[Date Prev][Date Next][Thread Prev][Thread Next][Date Index][Thread Index]

Re: Ingrid and netCDF



> Organization: Lamont-Doherty Earth Observatory of Columbia University
> Keywords: 199408181641.AA02037

Benno,

> I read the entry; it looks fine.  You might want to change
> 
> Given the proper commands in its command file, it can read data
> from the data catalog, ...
> 
> to
> 
> Given the proper commands in its command file, it can read data
> from its data catalog, ... 

Done.

> I have a technical netCDF question: is it possible to generate a
> netCDF file to standard output (i.e. sequentially)?  As data servers
> become more common, there is a need for a format to communicate
> between clients and servers, and netCDF could fit that bill.  The
> problem that I have from the server side is that I have to generate a
> netCDF file, then send it to the client.  I would prefer to generate
> and send it at the same time.
>
> Note that I do not need the full flexibility of the netCDF interface:
> I am perfectly happy declaring all of my attributes and file structure
> at the beginning and have that sent in one block.  all I really need
> to be sequential is for the data as it is written slice by slice to be
> sent slice by slice.  For the client, the same would be true: all I
> need to be sequential is that the data can be read slice by slice.  At
> the moment the server side is what I really care about, though.

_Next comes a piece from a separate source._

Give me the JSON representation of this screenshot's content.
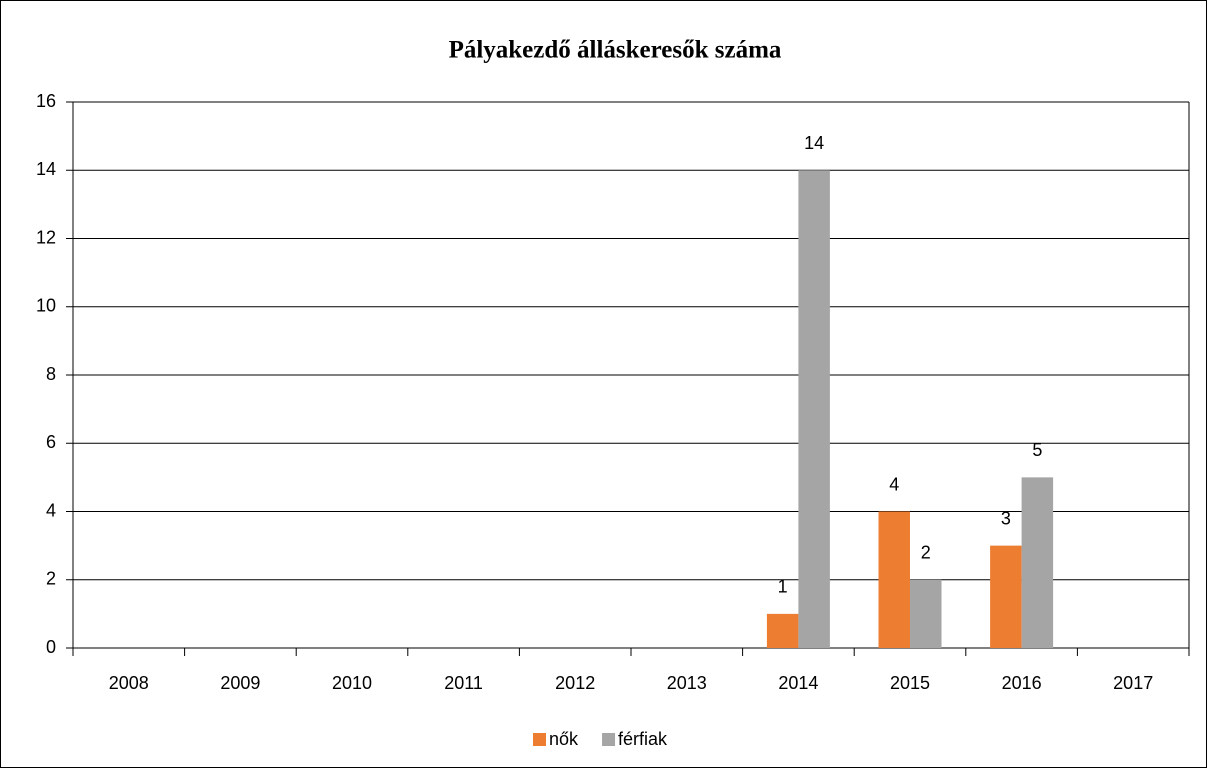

It is not possible to directly generate a netCDF file to standard output
with the current library implementation.  One problem is with the record
dimension.  The current number of records (the size of the unlimited
dimension) is stored in the file header and is always kept consistent (by
the library) with the number of records written so far.  Hence if the header
is written first, it will show 0 records.  As each new record is written,
the number of records will be incremented in the header, but this incremented
number will never be output if output is sequential.

We have netCDF operators that read from standard input and write to standard
output so they can be used in processing pipelines without explicit naming
of temporary files, but the way this is implemented is brute force.  If a
program is to write a netCDF file to standard output, it creates and writes
to a private temporary netCDF file and if the temporary file is properly
closed it gets copied to standard output before exiting.  Similarly, a
program that reads a netCDF file from standard input first copies standard
input into a private temporary file and then uses ncopen() on that temporary
file to access the data.  This might be costly for large files, but seems to
work OK for small files.

Another possible approach is to have a client request data by using a remote
procedure call interface to a netCDF server.  This may save I/O because the
client may make multiple requests for different small subsets of the data,
and the extraction of these small subsets from a large file is best
performed on the server side.  A programmer in the oceanography community
(James Gallagher) has actually implemented a full-blown RPC interface for
the netCDF library to try out this idea, but I'm not sure how well it works.

--Russ